I tried a learning rates as low as 0.000001 as pointed out by @Widdershins

Anything above 0.5 is 1 and anything below that is 0. so the outputs are 000101 instead of 011001

Upvotes: 1

Views: 565

Answers (2)

Mumbleskates
Mumbleskates

Reputation: 1338

So, let's get this sorted out in our heads.

u is the result you get with the inputs and the given weights.

ideals is the output you hope to achieve.

error is then the amount u went wrong; it should be the distance from u to ideals. That is, it should be ideals - u. That seems right.

Your learning value seems pretty high, though. Setting these values too high can cause oscillation instead of convergence, especially for highly regular inputs. Have you checked what your weight values look like between successive runs near the end of the learning loop? Have you tried lowering the learning rate?

Disclaimer: I'm not a neural network expert and you should consider any assertions I make to be conjecture, but this is my understanding.

Edit: I tried running your code with much smaller learning values (between 0.25 and 0.01) as few as 200 times and got the desired output. You should not need nearly twenty thousand loops for a network this simple, and remember to keep your learning rates low enough to avoid strange results: with about 200 learning loops, the network will start outputting the incorrect 000101 instead of 001010 as soon as the learning rate hits a critical value of about 0.7. Lower learning rates, even VERY low rates, result in much better results.

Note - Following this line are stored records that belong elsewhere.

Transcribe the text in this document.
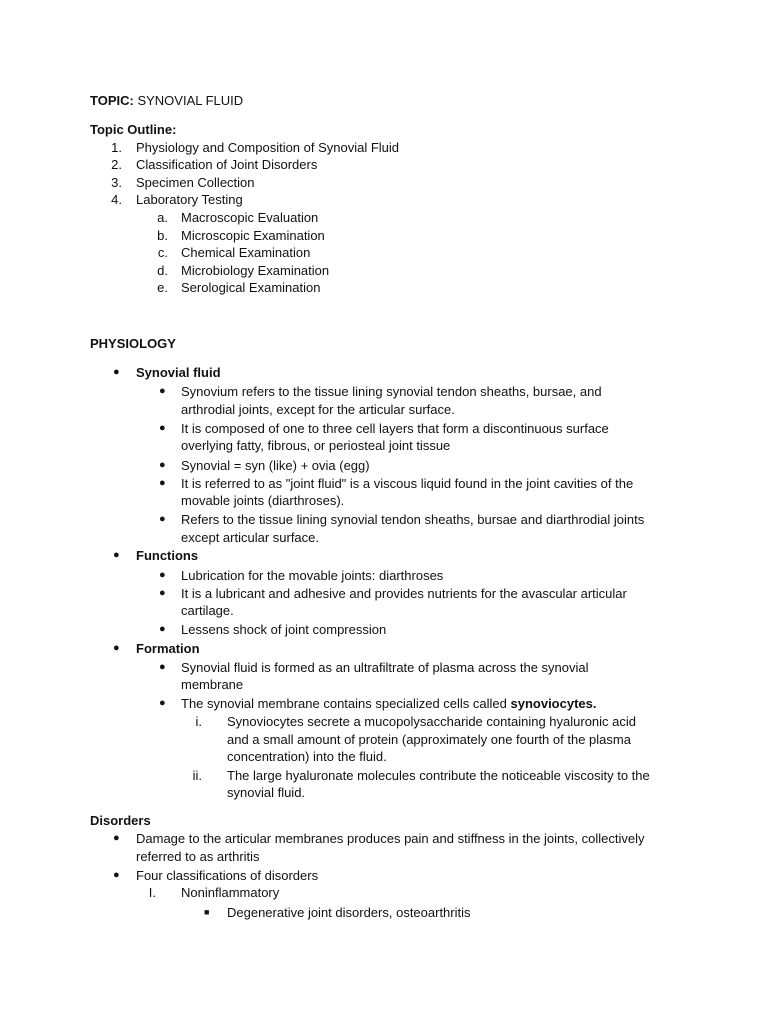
TOPIC: SYNOVIAL FLUID
Topic Outline:
1. Physiology and Composition of Synovial Fluid
2. Classification of Joint Disorders
3. Specimen Collection
4. Laboratory Testing
a. Macroscopic Evaluation
b. Microscopic Examination
c. Chemical Examination
d. Microbiology Examination
e. Serological Examination
PHYSIOLOGY
● Synovial fluid
● Synovium refers to the tissue lining synovial tendon sheaths, bursae, and
arthrodial joints, except for the articular surface.
● It is composed of one to three cell layers that form a discontinuous surface
overlying fatty, fibrous, or periosteal joint tissue
● Synovial = syn (like) + ovia (egg)
● It is referred to as "joint fluid" is a viscous liquid found in the joint cavities of the
movable joints (diarthroses).
● Refers to the tissue lining synovial tendon sheaths, bursae and diarthrodial joints
except articular surface.
● Functions
● Lubrication for the movable joints: diarthroses
● It is a lubricant and adhesive and provides nutrients for the avascular articular
cartilage.
● Lessens shock of joint compression
● Formation
● Synovial fluid is formed as an ultrafiltrate of plasma across the synovial
membrane
● The synovial membrane contains specialized cells called synoviocytes.
i. Synoviocytes secrete a mucopolysaccharide containing hyaluronic acid
and a small amount of protein (approximately one fourth of the plasma
concentration) into the fluid.
ii. The large hyaluronate molecules contribute the noticeable viscosity to the
synovial fluid.
Disorders
● Damage to the articular membranes produces pain and stiffness in the joints, collectively
referred to as arthritis
● Four classifications of disorders
I. Noninflammatory
■ Degenerative joint disorders, osteoarthritis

Now that we are looking into sigmoid functions:

import java.util.Random;
import java.util.Arrays;

public class NeuralNet {
  static final Random rand = new Random();


  static final double[][] teach = new double[][]
  { {0d, 0d, 0d, 0d},
    {0d, 0d, 1d, 0d},
    {0d, 1d, 0d, 1d},
    {0d, 1d, 1d, 0d},
    {1d, 1d, 0d, 1d},
    {1d, 1d, 1d, 0d} };


  public static void main(String[] args) {
    Neural a = new Neural();        
    for(int i = 0; i < 2000; i++){
      int t = rand.nextInt(teach.length);
      a.learn(teach[t][0], teach[t][1], teach[t][2], teach[t][3]);
    }

    System.out.println(a);
    for (int t = 0; t < teach.length; t++) {
      System.out.println(a.react(teach[t][0], teach[t][1], teach[t][2]));
    }
  }

  public static double sigmoid(double u) {
    return 1 / (1 + Math.exp(-u));
  }

  static class Neural {
    static final double INIT_WEIGHT_RANGE = 1 / Math.sqrt(3);
    final double LEARNING_RATE = 0.1;

    double offset = (rand.nextDouble() * 2 - 1) * INIT_WEIGHT_RANGE,
      weight1 = (rand.nextDouble() * 2 - 1) * INIT_WEIGHT_RANGE,
      weight2 = (rand.nextDouble() * 2 - 1) * INIT_WEIGHT_RANGE,
      weight3 = (rand.nextDouble() * 2 - 1) * INIT_WEIGHT_RANGE;

    public double learn(double i1, double i2, double i3, double ideals) {
      double u =
        offset +
        weight1 * i1 +
        weight2 * i2 +
        weight3 * i3;
      u = sigmoid(u);
      double correction = (ideals - u) * LEARNING_RATE;

      offset += correction;
      weight1 += correction * i1;
      weight2 += correction * i2;
      weight3 += correction * i3;

      return u;
    }

    public double react(double i1, double i2, double i3) {
      double u =
        offset +
        weight1 * i1 +
        weight2 * i2 +
        weight3 * i3;
      return sigmoid(u);
    }

    public String toString() {
      // how lazy!
      return Arrays.toString(new double[] {offset, weight1, weight2, weight3});
    }
  }
}

I've done a fair bit of reading just now on what kind of backpropagation function we should have, but just leaving it linear like this seems to work just great. For all I can tell that may well be right. With enough epochs this will pretty much learn any values from 0 to 1.

Upvotes: 2

Jules
Jules

Reputation: 15199

Your training patterns with ideal output 0 and ideal output 1 are not linearly separable, which means that the expected output you're trying to get cannot be learned by a network with no hidden layer. Notice particularly that the outputs you're asking for when i1=0 are equivalent to the well-known xor problem. See an explanation of this here.